Pointwise Convergence Analysis for Approximations of Optimal Transport Problems with a Target Measure that Has Unbounded Support

TL;DR

This paper analyzes the convergence of optimal transport maps and potentials when approximating a target measure with unbounded support, providing quantitative rates and justifying numerical solvers.

Contribution

It offers the first pointwise convergence rates for optimal transport approximations with unbounded target measures, including radially symmetric and non-symmetric cases.

Findings

Derived non-asymptotic pointwise convergence rates.

Validated cutoff approximation for unbounded target measures.

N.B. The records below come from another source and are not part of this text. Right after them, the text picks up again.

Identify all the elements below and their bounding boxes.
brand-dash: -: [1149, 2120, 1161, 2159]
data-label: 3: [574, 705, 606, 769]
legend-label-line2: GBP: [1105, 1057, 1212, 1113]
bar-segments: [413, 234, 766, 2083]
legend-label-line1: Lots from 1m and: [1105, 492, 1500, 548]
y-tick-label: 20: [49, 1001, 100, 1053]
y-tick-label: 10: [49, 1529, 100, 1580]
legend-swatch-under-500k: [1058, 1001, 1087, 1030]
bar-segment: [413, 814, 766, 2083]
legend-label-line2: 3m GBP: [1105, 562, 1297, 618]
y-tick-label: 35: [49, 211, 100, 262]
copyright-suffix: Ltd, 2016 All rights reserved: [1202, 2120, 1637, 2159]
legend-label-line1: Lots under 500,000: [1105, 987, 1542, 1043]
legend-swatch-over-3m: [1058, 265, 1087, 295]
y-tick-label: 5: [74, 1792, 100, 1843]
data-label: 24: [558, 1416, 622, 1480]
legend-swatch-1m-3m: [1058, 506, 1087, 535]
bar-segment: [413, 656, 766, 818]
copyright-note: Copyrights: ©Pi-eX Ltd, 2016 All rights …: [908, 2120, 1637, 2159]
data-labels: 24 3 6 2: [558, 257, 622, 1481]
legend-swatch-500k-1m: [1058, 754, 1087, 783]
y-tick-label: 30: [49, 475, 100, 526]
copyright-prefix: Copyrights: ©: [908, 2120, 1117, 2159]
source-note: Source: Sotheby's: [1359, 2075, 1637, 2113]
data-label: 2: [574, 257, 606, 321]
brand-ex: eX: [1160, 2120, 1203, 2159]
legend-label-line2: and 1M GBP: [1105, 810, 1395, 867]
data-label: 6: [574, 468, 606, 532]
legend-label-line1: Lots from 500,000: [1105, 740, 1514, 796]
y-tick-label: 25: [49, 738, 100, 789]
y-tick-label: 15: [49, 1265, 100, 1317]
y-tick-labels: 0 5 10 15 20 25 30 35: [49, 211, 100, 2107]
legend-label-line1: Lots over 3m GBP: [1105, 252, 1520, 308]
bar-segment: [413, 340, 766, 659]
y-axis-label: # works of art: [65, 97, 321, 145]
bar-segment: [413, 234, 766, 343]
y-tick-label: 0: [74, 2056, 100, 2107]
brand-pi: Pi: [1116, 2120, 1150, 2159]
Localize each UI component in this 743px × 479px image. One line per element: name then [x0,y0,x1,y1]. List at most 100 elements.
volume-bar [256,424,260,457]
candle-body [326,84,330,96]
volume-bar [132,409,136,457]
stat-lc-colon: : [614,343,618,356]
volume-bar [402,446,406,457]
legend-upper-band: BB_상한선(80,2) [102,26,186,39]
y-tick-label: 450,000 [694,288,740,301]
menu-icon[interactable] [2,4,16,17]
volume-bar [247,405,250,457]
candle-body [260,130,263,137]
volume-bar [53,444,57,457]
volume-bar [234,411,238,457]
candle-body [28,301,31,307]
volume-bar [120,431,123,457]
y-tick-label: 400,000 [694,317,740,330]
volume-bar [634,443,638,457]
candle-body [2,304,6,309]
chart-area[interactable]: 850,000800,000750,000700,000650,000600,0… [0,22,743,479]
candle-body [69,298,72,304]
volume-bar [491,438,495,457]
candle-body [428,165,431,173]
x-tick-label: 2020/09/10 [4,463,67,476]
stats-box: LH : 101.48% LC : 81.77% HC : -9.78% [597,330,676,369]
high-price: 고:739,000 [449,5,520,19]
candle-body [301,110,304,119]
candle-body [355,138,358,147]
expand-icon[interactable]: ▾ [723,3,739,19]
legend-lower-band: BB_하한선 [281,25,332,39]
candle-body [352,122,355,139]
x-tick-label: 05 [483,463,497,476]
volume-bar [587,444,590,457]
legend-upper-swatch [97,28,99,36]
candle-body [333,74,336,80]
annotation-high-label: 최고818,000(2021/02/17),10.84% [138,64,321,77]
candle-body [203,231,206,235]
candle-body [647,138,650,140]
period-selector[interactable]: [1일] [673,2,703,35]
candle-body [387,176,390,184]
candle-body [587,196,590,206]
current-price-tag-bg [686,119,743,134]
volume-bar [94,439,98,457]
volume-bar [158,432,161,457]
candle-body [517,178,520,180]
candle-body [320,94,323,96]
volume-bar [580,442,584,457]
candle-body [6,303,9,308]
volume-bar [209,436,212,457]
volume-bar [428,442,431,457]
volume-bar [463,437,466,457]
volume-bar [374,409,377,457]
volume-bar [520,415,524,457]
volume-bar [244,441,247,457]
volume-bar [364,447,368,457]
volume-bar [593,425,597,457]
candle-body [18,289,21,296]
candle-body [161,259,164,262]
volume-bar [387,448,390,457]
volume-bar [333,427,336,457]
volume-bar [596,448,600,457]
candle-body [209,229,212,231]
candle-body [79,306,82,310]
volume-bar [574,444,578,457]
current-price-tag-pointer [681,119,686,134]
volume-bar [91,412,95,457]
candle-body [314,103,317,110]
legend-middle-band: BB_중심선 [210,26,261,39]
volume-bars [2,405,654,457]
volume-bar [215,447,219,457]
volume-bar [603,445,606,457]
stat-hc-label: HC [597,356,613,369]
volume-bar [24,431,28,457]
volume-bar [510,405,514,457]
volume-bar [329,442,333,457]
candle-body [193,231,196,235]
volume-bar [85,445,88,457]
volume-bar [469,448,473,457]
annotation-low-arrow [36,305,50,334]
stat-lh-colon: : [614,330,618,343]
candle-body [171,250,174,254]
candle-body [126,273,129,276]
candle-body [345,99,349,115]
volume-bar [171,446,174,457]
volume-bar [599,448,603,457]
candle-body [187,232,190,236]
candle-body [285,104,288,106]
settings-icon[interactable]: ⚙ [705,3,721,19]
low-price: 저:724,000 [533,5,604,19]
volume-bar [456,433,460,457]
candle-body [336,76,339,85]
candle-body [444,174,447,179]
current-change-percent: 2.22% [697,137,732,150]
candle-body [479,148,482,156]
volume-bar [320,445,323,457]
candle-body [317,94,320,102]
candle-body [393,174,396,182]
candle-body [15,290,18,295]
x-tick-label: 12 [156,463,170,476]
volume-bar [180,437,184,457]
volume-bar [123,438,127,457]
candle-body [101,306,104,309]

Supported the use of numerical Monge-Ampère solvers.

Abstract

We consider the Monge problem of optimal transport between a compactly supported source measure and a target probability measure with unbounded support. We consider the convergence of optimal maps and potential functions when the target measure is approximated, with special attention given to a cutoff approximation in which we parametrize the approximation by a ``cutoff" radius $R$ for the target measure. We study both the convergence of the mapping and potential functions for the forward and inverse problem in many cases such as 1) the radially symmetric case with the cutoff approximation for general cost functions and 2) the non-radially symmetric case with the squared distance cost function. We derive quantitative non-asymptotic pointwise convergence rates in special cases, building on the $L^2$ convergence rates established by Delalande and M\`{e}rigot. These results can be used, for instance, to justify the use of certain types of numerical Monge-Amp\`{e}re equation solvers in computationally solving the problem.